Dr. Singer also served the City of Berkeley by chairing their Charter Review Commission, the Merit Commission of the Berkeley School Board, and a Study on Administration of Justice. At one time, she led the Berkeley League of Women Voters, and during the 1970s she was an assistant to the vice chancellor at the University of California, Berkeley, and advised on the needs of academic women.

Dr. Singer played a formative role in developing the West Coast Gordon Conference on Mammalian DNA Repair that meets in southern California in early winter on alternate years. She chaired this conference in 1986 and was also the chair of the 1982 Gordon Conference on Mutagenesis. I (James E. Cleaver) was privileged to chair the West Coast Gordon Conference in 1993 under her watchful eye where she assessed me critically on the science (“okay, but too much about genes”), the beer (“acceptable,” a concession to my British heritage), and the wine (“leaves something to be desired!”).

As an emeritus professor, a time when others slow their pace, there was no let-up in Dr. Singer's activities. During this period, she served on the Scientific Advisory Board of the National Center for Toxicological Research, the Chemical Pathology Study Section of the NIH, the Board of Scientific Counselors of the National Institute of Environmental Health Sciences, and the Advisory Board of the City of Hope (Duarte, CA). She served on numerous editorial boards, including Cancer Research, Molecular Toxicology, Carcinogenesis, Chemical Research in Toxicology, and the International Journal of Oncology. She also edited several important publications in chemical carcinogenesis, including Molecular Biology of Mutagens & Carcinogens (with Dezider Grunberger), The Role of Cyclic Adducts in Carcinogenesis and Mutagenesis, IARC Scientific Publications vols. 70 and 150, and Exocyclic DNA Adducts in Mutagenesis and Carcinogenesis. Several of these works were issued from conferences that she helped organize and chair.

Dr. Singer continued to win competitive grants despite battling a series of illnesses. Her final grants included studies on the biochemical mechanism of exocyclic adducts in cancer and human glycosylase repair of cyclic adducts. She epitomized the character of many senior scientists, who, having had a full career, still have much to give, full of insights and experience. Retirement was never in her vocabulary. I (James E. Cleaver) had the temerity to ask her about her health earlier in 2005, only to be told in no uncertain terms, “My health is fine. I only have an injury!” She was a competitive scientist and individual but was very supportive to those prepared to work as hard and as thoughtfully as she.

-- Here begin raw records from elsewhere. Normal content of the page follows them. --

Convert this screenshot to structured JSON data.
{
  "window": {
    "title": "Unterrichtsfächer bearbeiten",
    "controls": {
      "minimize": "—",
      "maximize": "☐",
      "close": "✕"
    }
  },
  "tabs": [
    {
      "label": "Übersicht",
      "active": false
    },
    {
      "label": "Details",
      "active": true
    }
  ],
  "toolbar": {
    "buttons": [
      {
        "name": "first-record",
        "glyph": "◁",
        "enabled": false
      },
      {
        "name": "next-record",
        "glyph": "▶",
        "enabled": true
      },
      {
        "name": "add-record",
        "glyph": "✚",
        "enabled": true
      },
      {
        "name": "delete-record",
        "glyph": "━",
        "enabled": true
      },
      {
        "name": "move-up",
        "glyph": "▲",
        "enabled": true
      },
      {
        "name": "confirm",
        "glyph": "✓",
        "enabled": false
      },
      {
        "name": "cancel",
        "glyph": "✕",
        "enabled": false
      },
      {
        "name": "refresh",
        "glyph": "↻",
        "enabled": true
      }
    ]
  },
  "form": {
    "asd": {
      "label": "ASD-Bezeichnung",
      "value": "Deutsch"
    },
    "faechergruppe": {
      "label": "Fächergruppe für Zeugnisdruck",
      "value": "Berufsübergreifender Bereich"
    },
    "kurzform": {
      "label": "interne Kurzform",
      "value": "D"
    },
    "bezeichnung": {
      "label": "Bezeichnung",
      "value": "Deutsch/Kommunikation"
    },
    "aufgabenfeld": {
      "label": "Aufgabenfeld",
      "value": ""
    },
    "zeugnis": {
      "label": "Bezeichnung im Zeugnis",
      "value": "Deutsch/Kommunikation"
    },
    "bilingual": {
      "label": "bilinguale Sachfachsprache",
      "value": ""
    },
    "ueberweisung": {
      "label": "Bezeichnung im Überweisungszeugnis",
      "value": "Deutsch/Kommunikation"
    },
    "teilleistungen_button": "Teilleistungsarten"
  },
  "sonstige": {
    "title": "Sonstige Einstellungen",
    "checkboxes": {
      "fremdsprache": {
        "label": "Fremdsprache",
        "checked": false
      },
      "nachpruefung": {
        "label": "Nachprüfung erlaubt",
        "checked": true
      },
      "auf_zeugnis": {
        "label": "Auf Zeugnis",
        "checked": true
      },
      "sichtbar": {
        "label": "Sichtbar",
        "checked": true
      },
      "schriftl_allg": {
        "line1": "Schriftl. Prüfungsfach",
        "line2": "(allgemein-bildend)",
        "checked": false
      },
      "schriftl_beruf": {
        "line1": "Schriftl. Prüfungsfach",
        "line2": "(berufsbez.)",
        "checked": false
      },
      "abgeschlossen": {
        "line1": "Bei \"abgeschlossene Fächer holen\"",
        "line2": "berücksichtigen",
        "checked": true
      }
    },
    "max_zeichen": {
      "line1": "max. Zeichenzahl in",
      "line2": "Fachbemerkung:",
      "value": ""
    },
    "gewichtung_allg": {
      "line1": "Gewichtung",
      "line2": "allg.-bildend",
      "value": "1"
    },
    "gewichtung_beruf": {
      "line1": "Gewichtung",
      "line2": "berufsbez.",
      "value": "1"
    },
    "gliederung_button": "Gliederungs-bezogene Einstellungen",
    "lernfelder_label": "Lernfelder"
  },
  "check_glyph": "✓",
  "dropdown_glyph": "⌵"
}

Dr. Singer was a remarkable scientist. She led a long and productive career that affected many of our lives and left an indelible imprint on the field of chemical carcinogenesis and DNA repair. She could be combative, aggressive, even aggravating, but had impeccable standards and was always determined that, above all, one's science should be first rate. Many of us owe her a great deal, and the field has lost one of its stellar pioneers.